Огорченный своими промахами, я вышел в соседнюю комнату с решением минут через двадцать вернуться, подойти к вдове и все поправить.
В этой комнате сбились в небольшие группки те, кто решил отстоять панихиду от начала до конца. В большинстве своем это были уже давно не курящие мужчины — курящие, да и вообще мужчины помоложе, в комнате не задерживались. Тут все время слышался однотонный гул, — ни нотой выше, ни нотой ниже, — почти заглушавший негромкую музыку, хотя некурящие мужчины говорили не просто тихими, а тишайшими голосами, будто не на панихиду собрались, а на сверхсекретное совещание.
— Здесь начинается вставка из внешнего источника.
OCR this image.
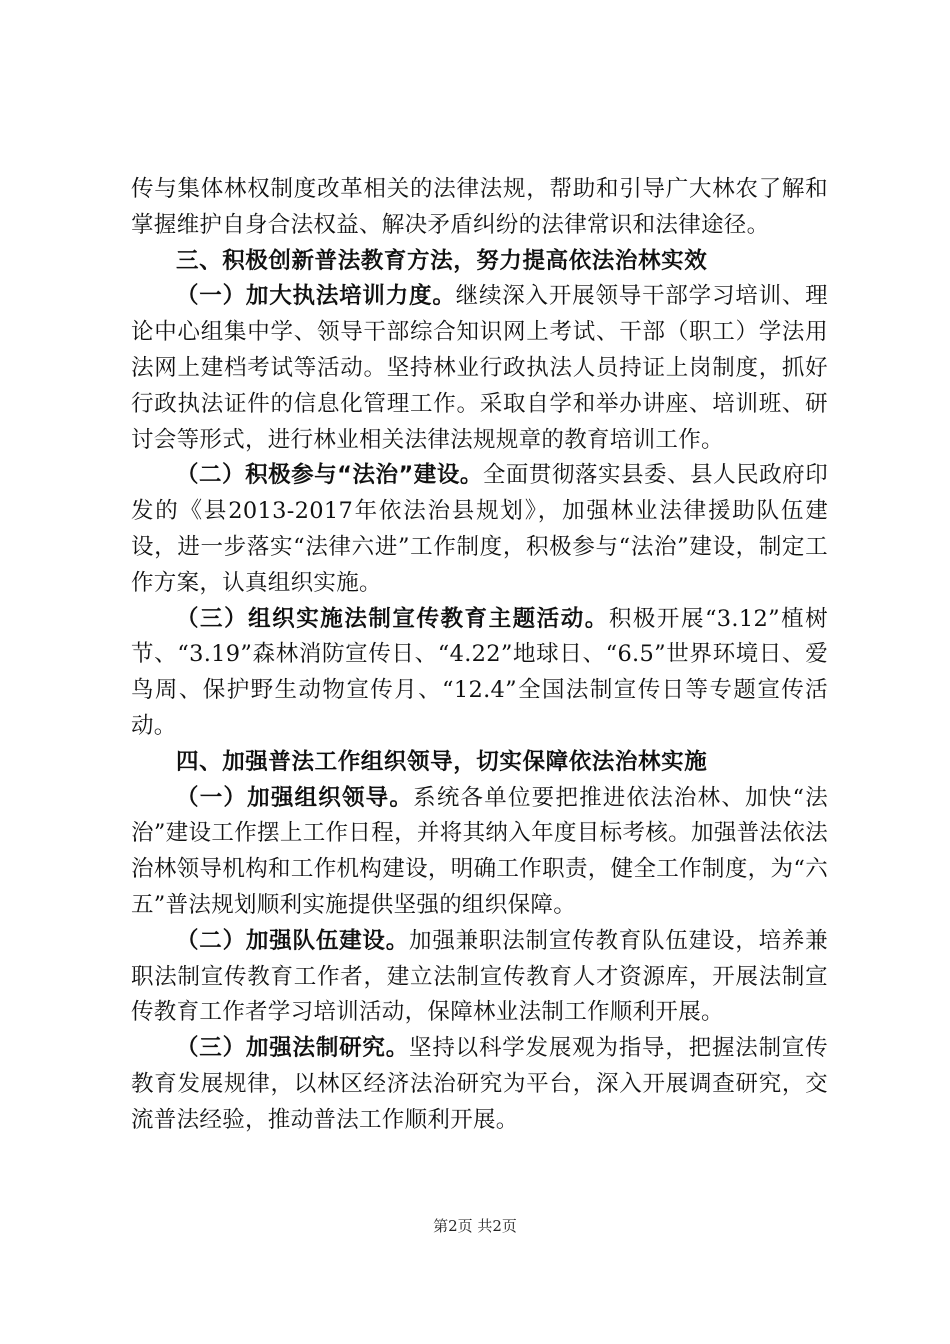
传与集体林权制度改革相关的法律法规，帮助和引导广大林农了解和掌握维护自身合法权益、解决矛盾纠纷的法律常识和法律途径。

三、积极创新普法教育方法，努力提高依法治林实效

（一）加大执法培训力度。继续深入开展领导干部学习培训、理论中心组集中学、领导干部综合知识网上考试、干部（职工）学法用法网上建档考试等活动。坚持林业行政执法人员持证上岗制度，抓好行政执法证件的信息化管理工作。采取自学和举办讲座、培训班、研讨会等形式，进行林业相关法律法规规章的教育培训工作。

（二）积极参与“法治”建设。全面贯彻落实县委、县人民政府印发的《县2013-2017年依法治县规划》，加强林业法律援助队伍建设，进一步落实“法律六进”工作制度，积极参与“法治”建设，制定工作方案，认真组织实施。

（三）组织实施法制宣传教育主题活动。积极开展“3.12”植树节、“3.19”森林消防宣传日、“4.22”地球日、“6.5”世界环境日、爱鸟周、保护野生动物宣传月、“12.4”全国法制宣传日等专题宣传活动。

四、加强普法工作组织领导，切实保障依法治林实施

（一）加强组织领导。系统各单位要把推进依法治林、加快“法治”建设工作摆上工作日程，并将其纳入年度目标考核。加强普法依法治林领导机构和工作机构建设，明确工作职责，健全工作制度，为“六五”普法规划顺利实施提供坚强的组织保障。

（二）加强队伍建设。加强兼职法制宣传教育队伍建设，培养兼职法制宣传教育工作者，建立法制宣传教育人才资源库，开展法制宣传教育工作者学习培训活动，保障林业法制工作顺利开展。

（三）加强法制研究。坚持以科学发展观为指导，把握法制宣传教育发展规律，以林区经济法治研究为平台，深入开展调查研究，交流普法经验，推动普法工作顺利开展。

第2页 共2页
А от кого тут могли быть секреты? От покойника? От смерти? Нужны они им…
Я осмотрелся: лишь одно лицо показалось мне знакомым. Это было незаурядное женское лицо. Красивое? Не утверждаю. Может, и некрасивое, и все же… Представьте себе чувственные, слегка припухлые, почти алые, нет, не накрашенные, а сами по себе алые, губы и большие голубые, отрешенные от всего происходящего вокруг и потому холодные глаза.
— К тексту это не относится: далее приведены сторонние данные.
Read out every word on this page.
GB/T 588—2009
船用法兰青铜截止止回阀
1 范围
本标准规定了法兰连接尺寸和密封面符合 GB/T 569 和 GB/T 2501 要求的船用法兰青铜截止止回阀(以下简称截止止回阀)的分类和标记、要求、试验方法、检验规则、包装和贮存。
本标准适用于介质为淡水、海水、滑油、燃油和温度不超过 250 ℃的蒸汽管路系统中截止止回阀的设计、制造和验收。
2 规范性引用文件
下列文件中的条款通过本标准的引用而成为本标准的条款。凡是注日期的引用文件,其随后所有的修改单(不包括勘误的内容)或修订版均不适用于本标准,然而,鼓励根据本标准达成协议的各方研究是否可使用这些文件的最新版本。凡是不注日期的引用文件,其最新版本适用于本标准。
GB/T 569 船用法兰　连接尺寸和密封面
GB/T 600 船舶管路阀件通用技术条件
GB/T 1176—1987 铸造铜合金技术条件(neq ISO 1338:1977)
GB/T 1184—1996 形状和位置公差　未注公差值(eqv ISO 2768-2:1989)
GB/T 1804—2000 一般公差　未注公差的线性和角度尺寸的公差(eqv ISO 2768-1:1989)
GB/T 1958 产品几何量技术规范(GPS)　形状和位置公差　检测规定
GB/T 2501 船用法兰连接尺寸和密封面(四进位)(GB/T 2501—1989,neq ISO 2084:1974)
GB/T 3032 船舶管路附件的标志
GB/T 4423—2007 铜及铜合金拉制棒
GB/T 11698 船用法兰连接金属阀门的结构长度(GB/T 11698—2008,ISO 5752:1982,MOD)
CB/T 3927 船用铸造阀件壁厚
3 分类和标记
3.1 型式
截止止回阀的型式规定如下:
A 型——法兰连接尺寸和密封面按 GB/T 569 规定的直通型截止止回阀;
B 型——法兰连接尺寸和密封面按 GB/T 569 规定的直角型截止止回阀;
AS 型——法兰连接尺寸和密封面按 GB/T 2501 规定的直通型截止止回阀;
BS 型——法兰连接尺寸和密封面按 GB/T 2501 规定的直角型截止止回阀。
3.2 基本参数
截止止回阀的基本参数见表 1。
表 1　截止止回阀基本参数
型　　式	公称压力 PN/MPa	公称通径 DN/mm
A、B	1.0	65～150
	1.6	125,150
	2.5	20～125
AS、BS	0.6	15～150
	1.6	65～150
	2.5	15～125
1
«Полуведьма, полуангел», — сказал бы, возможно, о таком лице стихотворец, давнишний, разумеется, не сегодняшний, да и нынешние стихотворцы, дай им только уцепиться за какое-нибудь «полу-полу», и они тоже такое накрутят… Ну, а поскольку я пишу обыкновенную прозу, то скажу попроще: такие лица не так быстро забываются.
Вот и я не забыл. Мне лишь не сразу удалось вспомнить, где я видел эту женщину. Но и это вскоре вспомнилось: как ни странно, только и в первый раз я видел ее в подобных же обстоятельствах — на панихиде. Правда, видел мельком — у нас тогда были билеты на концерт японского джаза, и жена торопила меня — и все-таки я без труда вспомнил, что и на той, прежней, панихиде женщина эта сидела тоже в углу и в такой же позе: неподвижно и прямо, положив красивые, с длинными пальцами руки на колени. И глаза у нее и тогда были такие же отрешенные и холодные… Я и платье ее запомнил — она и на этот раз была в нем — строгое, но не траурное, а скорее полутраурное платье. И, как тогда, никаких украшений и никаких следов косметики.
Всем своим видом женщина как бы подчеркивала свое уважение к печальному ритуалу, вот только губы…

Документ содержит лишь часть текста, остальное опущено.